Gürtler liebt, was sie tut. Das merkt man, wenn die Mittfünfzigerin über ihren Beruf als Händlerin von Antiquitäten und Vintage spricht. „Jedes Teil erzählt eine Geschichte“, sagt die gebürtige Prienerin. Mit 20 sei sie damals nach Berlin gezogen

Dort entdeckte sie ihre Liebe für Antiquitäten. Eine gute Freundin hätte dort auf einem Markt Antikes verkauft und sie selbst dazu gebracht.

Nach etwa zehn Jahren kehrte sie der Hauptstadt den Rücken und kam zurück in die Heimat.
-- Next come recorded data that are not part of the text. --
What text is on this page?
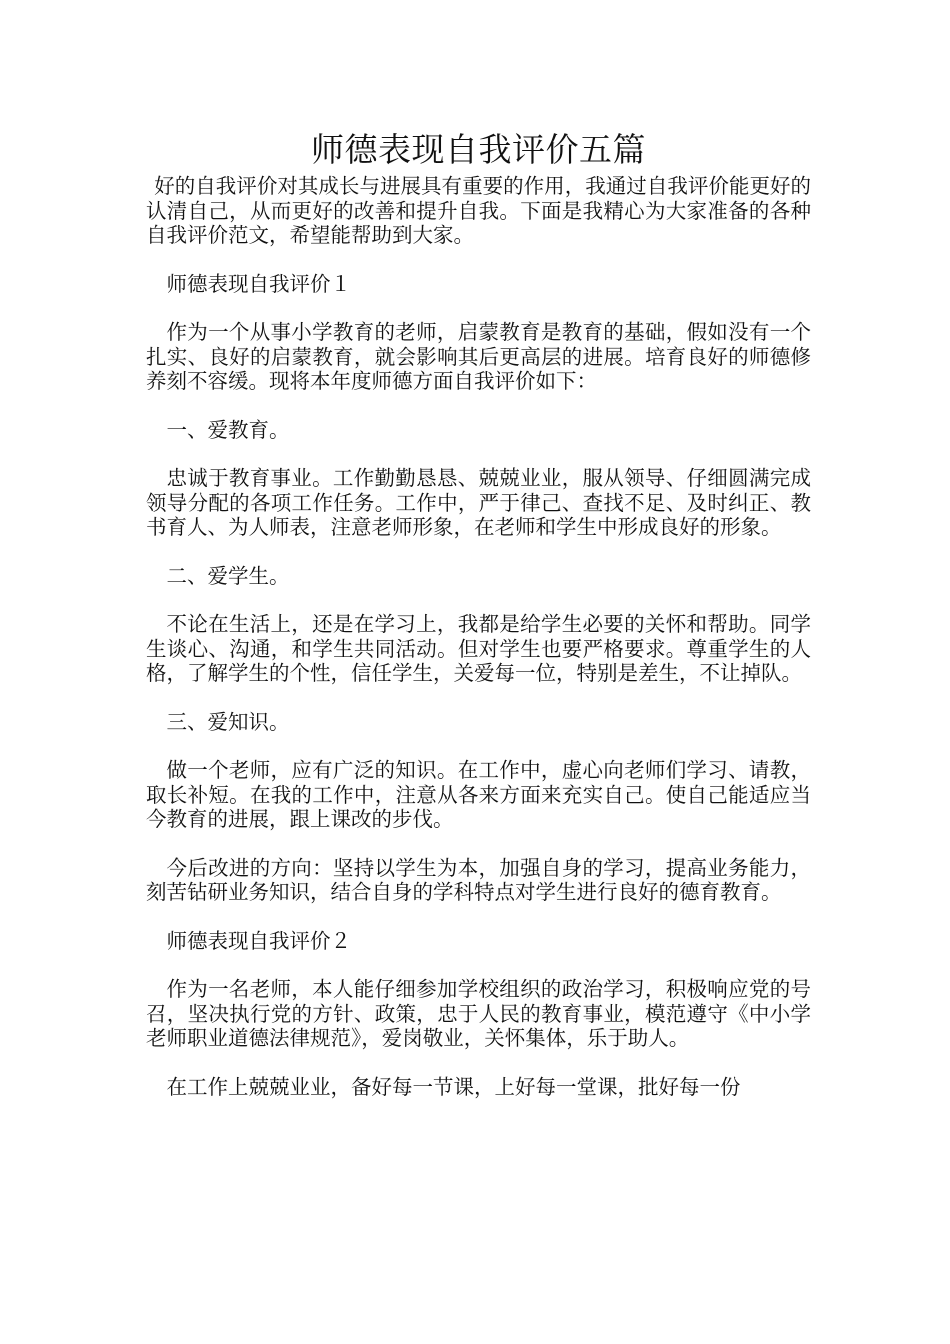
师德表现自我评价五篇

好的自我评价对其成长与进展具有重要的作用，我通过自我评价能更好的认清自己，从而更好的改善和提升自我。下面是我精心为大家准备的各种自我评价范文，希望能帮助到大家。

师德表现自我评价１

作为一个从事小学教育的老师，启蒙教育是教育的基础，假如没有一个扎实、良好的启蒙教育，就会影响其后更高层的进展。培育良好的师德修养刻不容缓。现将本年度师德方面自我评价如下：

一、爱教育。

忠诚于教育事业。工作勤勤恳恳、兢兢业业，服从领导、仔细圆满完成领导分配的各项工作任务。工作中，严于律己、查找不足、及时纠正、教书育人、为人师表，注意老师形象，在老师和学生中形成良好的形象。

二、爱学生。

不论在生活上，还是在学习上，我都是给学生必要的关怀和帮助。同学生谈心、沟通，和学生共同活动。但对学生也要严格要求。尊重学生的人格，了解学生的个性，信任学生，关爱每一位，特别是差生，不让掉队。

三、爱知识。

做一个老师，应有广泛的知识。在工作中，虚心向老师们学习、请教，取长补短。在我的工作中，注意从各来方面来充实自己。使自己能适应当今教育的进展，跟上课改的步伐。

今后改进的方向：坚持以学生为本，加强自身的学习，提高业务能力，刻苦钻研业务知识，结合自身的学科特点对学生进行良好的德育教育。

师德表现自我评价２

作为一名老师，本人能仔细参加学校组织的政治学习，积极响应党的号召，坚决执行党的方针、政策，忠于人民的教育事业，模范遵守《中小学老师职业道德法律规范》，爱岗敬业，关怀集体，乐于助人。

在工作上兢兢业业，备好每一节课，上好每一堂课，批好每一份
Auch beruflich habe sie sich zwischenzeitlich umorientiert, bevor sie vor knapp zehn Jahren wieder mit dem Handel von Antikem begann.
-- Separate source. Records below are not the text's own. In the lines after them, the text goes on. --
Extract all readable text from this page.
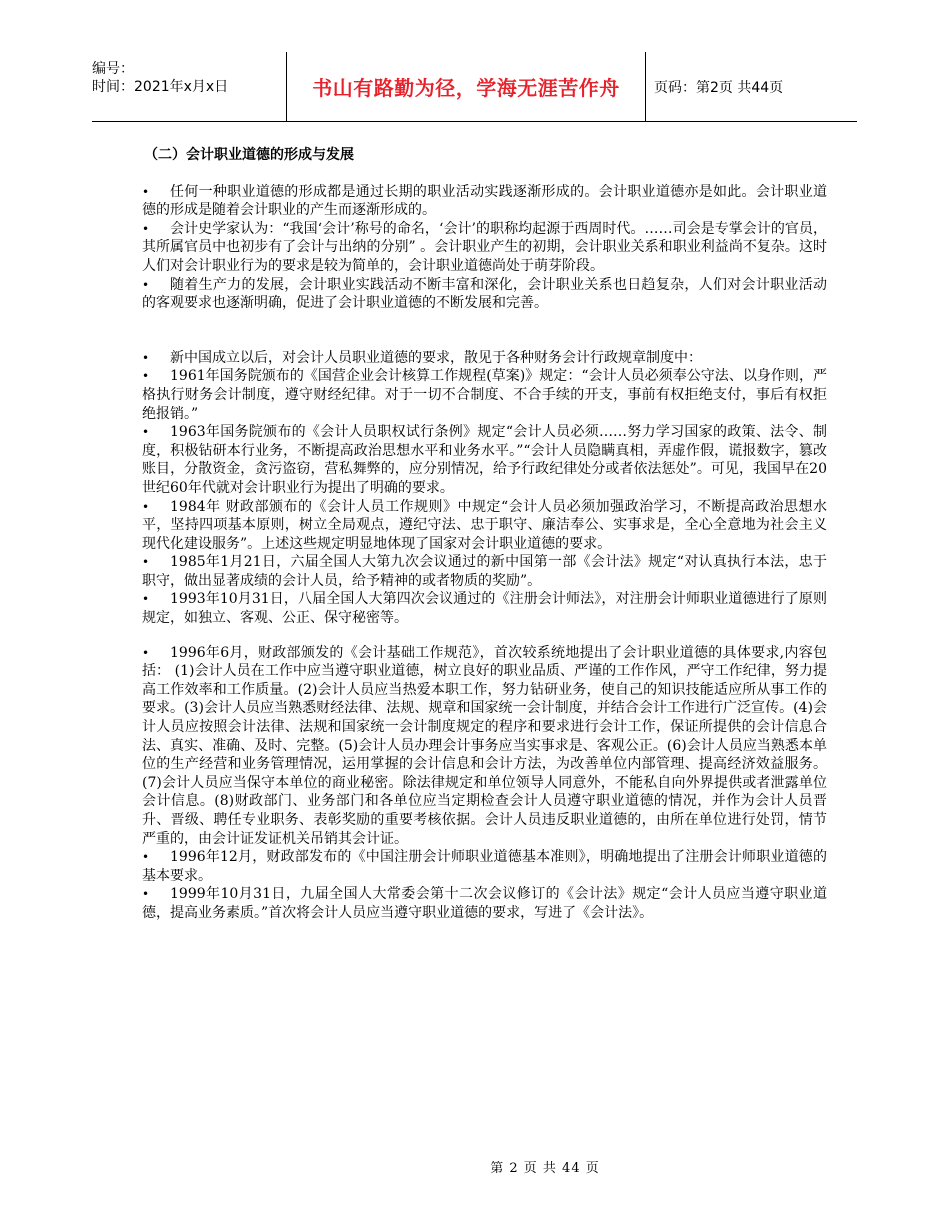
编号：
时间：2021年x月x日	书山有路勤为径，学海无涯苦作舟	页码：第2页 共44页
（二）会计职业道德的形成与发展

• 任何一种职业道德的形成都是通过长期的职业活动实践逐渐形成的。会计职业道德亦是如此。会计职业道德的形成是随着会计职业的产生而逐渐形成的。

• 会计史学家认为：“我国‘会计’称号的命名，‘会计’的职称均起源于西周时代。……司会是专掌会计的官员，其所属官员中也初步有了会计与出纳的分别” 。会计职业产生的初期，会计职业关系和职业利益尚不复杂。这时人们对会计职业行为的要求是较为简单的，会计职业道德尚处于萌芽阶段。

• 随着生产力的发展，会计职业实践活动不断丰富和深化，会计职业关系也日趋复杂，人们对会计职业活动的客观要求也逐渐明确，促进了会计职业道德的不断发展和完善。

• 新中国成立以后，对会计人员职业道德的要求，散见于各种财务会计行政规章制度中：

• 1961年国务院颁布的《国营企业会计核算工作规程(草案)》规定：“会计人员必须奉公守法、以身作则，严格执行财务会计制度，遵守财经纪律。对于一切不合制度、不合手续的开支，事前有权拒绝支付，事后有权拒绝报销。”

• 1963年国务院颁布的《会计人员职权试行条例》规定“会计人员必须……努力学习国家的政策、法令、制度，积极钻研本行业务，不断提高政治思想水平和业务水平。”“会计人员隐瞒真相，弄虚作假，谎报数字，篡改账目，分散资金，贪污盗窃，营私舞弊的，应分别情况，给予行政纪律处分或者依法惩处”。可见，我国早在20世纪60年代就对会计职业行为提出了明确的要求。

• 1984年 财政部颁布的《会计人员工作规则》中规定“会计人员必须加强政治学习，不断提高政治思想水平，坚持四项基本原则，树立全局观点，遵纪守法、忠于职守、廉洁奉公、实事求是，全心全意地为社会主义现代化建设服务”。上述这些规定明显地体现了国家对会计职业道德的要求。

• 1985年1月21日，六届全国人大第九次会议通过的新中国第一部《会计法》规定“对认真执行本法，忠于职守，做出显著成绩的会计人员，给予精神的或者物质的奖励”。

• 1993年10月31日，八届全国人大第四次会议通过的《注册会计师法》，对注册会计师职业道德进行了原则规定，如独立、客观、公正、保守秘密等。

• 1996年6月，财政部颁发的《会计基础工作规范》，首次较系统地提出了会计职业道德的具体要求,内容包括： (1)会计人员在工作中应当遵守职业道德，树立良好的职业品质、严谨的工作作风，严守工作纪律，努力提高工作效率和工作质量。(2)会计人员应当热爱本职工作，努力钻研业务，使自己的知识技能适应所从事工作的要求。(3)会计人员应当熟悉财经法律、法规、规章和国家统一会计制度，并结合会计工作进行广泛宣传。(4)会计人员应按照会计法律、法规和国家统一会计制度规定的程序和要求进行会计工作，保证所提供的会计信息合法、真实、准确、及时、完整。(5)会计人员办理会计事务应当实事求是、客观公正。(6)会计人员应当熟悉本单位的生产经营和业务管理情况，运用掌握的会计信息和会计方法，为改善单位内部管理、提高经济效益服务。(7)会计人员应当保守本单位的商业秘密。除法律规定和单位领导人同意外，不能私自向外界提供或者泄露单位会计信息。(8)财政部门、业务部门和各单位应当定期检查会计人员遵守职业道德的情况，并作为会计人员晋升、晋级、聘任专业职务、表彰奖励的重要考核依据。会计人员违反职业道德的，由所在单位进行处罚，情节严重的，由会计证发证机关吊销其会计证。

• 1996年12月，财政部发布的《中国注册会计师职业道德基本准则》，明确地提出了注册会计师职业道德的基本要求。

• 1999年10月31日，九届全国人大常委会第十二次会议修订的《会计法》规定“会计人员应当遵守职业道德，提高业务素质。”首次将会计人员应当遵守职业道德的要求，写进了《会计法》。

第 2 页 共 44 页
Doch mit dem ersten Lockdown Mitte März konnte sie ihrer Leidenschaft, mit der sie heute zum großen Teil ihren Lebensunterhalt bestreitet, nicht mehr nachgehen.

Denn die Märkte, auf denen sie als Selbstständige ihre „Schätze“ anbietet, durften nicht öffnen.

„Ich habe versucht, im Online-Bereich Fuß zu fassen“, berichtet sie. Dort bietet sie auch weiterhin antike Fundstücke aus dem 19. und 20. Jahrhundert, Deko-Artikel aus Porzellan oder Silber sowie Lampen und Kleinmöbel aus den 60er- und 70er-Jahren, von Art-Deco bis Jugendstil – mit mäßigem Erfolg. Die Lösung lag dann plötzlich vor ihr – in unmittelbarer Nachbarschaft. „Ich habe den leer stehenden Bäckerladen gesehen und angefragt, ob ich ihn bis zum Frühjahr mieten kann“, erklärt Gürtler. Im Sommer habe der Bäcker für immer geschlossen. Anfang Oktober habe sich Gürtler ein Herz gefasst und die Hauseigentümer kontaktiert.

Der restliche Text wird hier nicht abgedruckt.